A US senator is holding the nation’s biggest voting machine maker to account following a recent article that reported it has sold equipment that was pre-installed with remote-access software and has advised government customers to install the software on machines that didn’t already have it pre-installed.
Use of remote-access software in e-voting systems was reported last month by The New York Times Magazine in an article headlined “The Myth of the Hacker-Proof Voting Machine.” The article challenged the oft-repeated assurance that voting machines are generally secured against malicious tampering because they’re not connected to the Internet.
Exhibit A in the case built by freelance reporter Kim Zetter was an election-management computer used in 2016 by Pennsylvania’s Venango County. After voting machines the county bought from Election Systems & Software were suspected of “flipping” votes―meaning screens showed a different vote than the one selected by the voter―officials asked a computer scientist to examine the systems. The scientist ultimately concluded the flipping was the result of a simple calibration error, but during the analysis he found something much more alarming―remote-access software that allowed anyone with the correct password to remotely control the system.
Zetter unearthed a 2006 contract with the state of Michigan and a report from Pennsylvania’s Allegheny County that same year that both showed ES&S employees using a remote-access application called pcAnywhere to remotely administer equipment it sold.

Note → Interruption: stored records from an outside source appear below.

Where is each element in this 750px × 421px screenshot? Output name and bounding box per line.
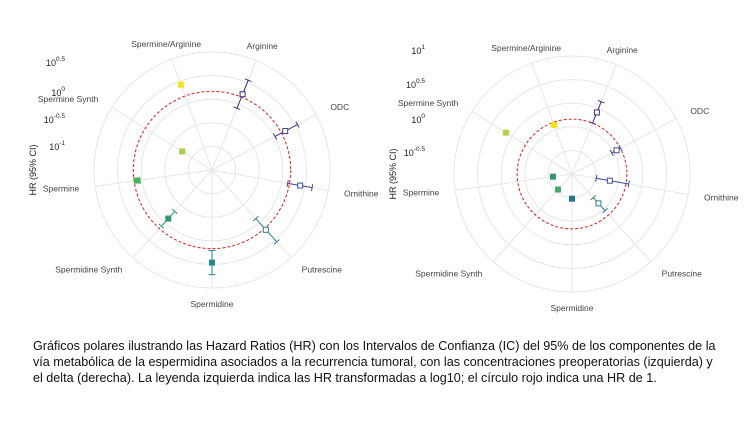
- category-label: Ornithine: [344, 188, 379, 198]
- radial-tick-label: 100: [51, 86, 65, 98]
- category-label: Arginine: [247, 41, 278, 51]
- error-bar-cap: [589, 121, 596, 125]
- category-label: Spermine/Arginine: [491, 43, 561, 53]
- error-bar-cap: [597, 99, 605, 104]
- hr-point: [177, 81, 184, 88]
- error-bar-cap: [311, 184, 314, 192]
- category-label: Arginine: [607, 45, 638, 55]
- grid-spoke: [171, 58, 213, 171]
- error-bar-cap: [244, 78, 252, 83]
- grid-spoke: [95, 169, 213, 187]
- category-label: Spermidine Synth: [55, 265, 122, 275]
- grid-spoke: [211, 169, 292, 259]
- hr-point: [549, 173, 556, 180]
- grid-spoke: [471, 111, 573, 175]
- category-label: Spermidine Synth: [415, 269, 482, 279]
- error-bar-cap: [286, 179, 289, 187]
- reference-circle: [516, 118, 628, 230]
- hr-point: [282, 128, 289, 135]
- radial-tick-label: 100.5: [46, 56, 65, 68]
- error-bar-cap: [590, 194, 597, 201]
- hr-point: [262, 226, 269, 233]
- error-bar-cap: [252, 215, 259, 222]
- category-label: Spermine: [43, 184, 80, 194]
- hr-point: [613, 147, 620, 154]
- y-axis-label: HR (95% CI): [388, 148, 398, 199]
- hr-point: [179, 148, 186, 155]
- error-bar-cap: [618, 144, 623, 152]
- category-label: Spermine Synth: [398, 98, 459, 108]
- error-bar-cap: [158, 223, 165, 229]
- category-label: Putrescine: [302, 265, 342, 275]
- error-bar-cap: [273, 239, 280, 245]
- error-bar-cap: [609, 149, 614, 157]
- reference-circle: [132, 90, 292, 250]
- hr-point: [134, 177, 141, 184]
- error-bar-cap: [171, 208, 178, 215]
- hr-point: [165, 215, 172, 222]
- category-label: Spermine: [403, 188, 440, 198]
- figure-caption: Gráficos polares ilustrando las Hazard R…: [33, 339, 716, 385]
- category-label: Spermidine: [191, 299, 234, 309]
- grid-spoke: [571, 118, 677, 175]
- hr-point: [297, 182, 304, 189]
- category-label: Ornithine: [704, 192, 739, 202]
- error-bar-cap: [272, 133, 278, 140]
- category-label: Putrescine: [662, 269, 702, 279]
- y-axis-label: HR (95% CI): [28, 144, 38, 195]
- grid-spoke: [571, 173, 652, 263]
- grid-spoke: [211, 60, 257, 171]
- category-label: ODC: [330, 102, 349, 112]
- category-label: Spermidine: [551, 303, 594, 313]
- error-bar-cap: [233, 106, 241, 111]
- category-label: Spermine/Arginine: [131, 39, 201, 49]
- error-bar-cap: [595, 174, 598, 182]
- radial-tick-label: 10-0.5: [404, 146, 426, 158]
- hr-point: [502, 129, 509, 136]
- grid-spoke: [531, 62, 573, 175]
- radial-tick-label: 101: [411, 44, 425, 56]
- polar-charts-figure: Arginine ODC Ornithine Putrescine Spermidine…: [28, 39, 739, 313]
- radial-tick-label: 10-0.5: [44, 113, 66, 125]
- hr-point: [555, 186, 562, 193]
- hr-point: [239, 91, 246, 98]
- category-label: Spermine Synth: [38, 94, 99, 104]
- radial-tick-label: 100: [411, 113, 425, 125]
- polar-chart-right: Arginine ODC Ornithine Putrescine Spermidine…: [388, 43, 739, 313]
- hr-point: [569, 195, 575, 202]
- radial-tick-label: 10-1: [49, 140, 65, 152]
- polar-chart-left: Arginine ODC Ornithine Putrescine Spermidine…: [28, 39, 379, 309]
- hr-point: [551, 122, 558, 129]
- radial-tick-label: 100.5: [406, 78, 425, 90]
- grid-spoke: [571, 173, 689, 195]
- category-label: ODC: [690, 106, 709, 116]
- hr-point: [606, 177, 613, 184]
- error-bar-cap: [627, 180, 630, 188]
- hr-point: [209, 259, 215, 266]
- grid-spoke: [111, 107, 213, 171]
- hr-point: [595, 200, 602, 207]
- error-bar-cap: [602, 207, 608, 214]
- error-bar-cap: [295, 121, 300, 128]
- hr-point: [593, 109, 600, 116]
- grid-spoke: [211, 114, 317, 171]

ES&S officials told the NYT Magazine that none of its employees had any knowledge of company machines being sold with remote-access software. The article, however, leaves little doubt that in at least some cases ES&S employees arranged for the equipment to come pre-installed with the software or for it to be installed after purchase. The practice has serious consequences for the security of the equipment, since anyone who can obtain login credentials or exploit vulnerabilities in the software can gain control over systems and potentially alter voting tallies.
On Tuesday, US Senator Ron Wyden (D-Ore.) sent ES&S Chief Executive Tom Burt a letter that in essence asked two questions:
- Has ES&S sold any products on which remote-access software was pre-installed?
- Have ES&S officials or technical support personnel ever recommended that customers install remote-access software on voting machines or other election systems?
“The American public has been repeatedly assured that voting machines are not connected to the Internet and, thus, cannot be remotely compromised by hackers,” Wyden wrote. “However, according to a recent article in The New York Times Magazine, election systems sold by your company frequently include pre-installed remote-access software, which exposed elections systems to remote attack and compromise.”
ES&S officials didn’t respond to messages seeking comment for this post.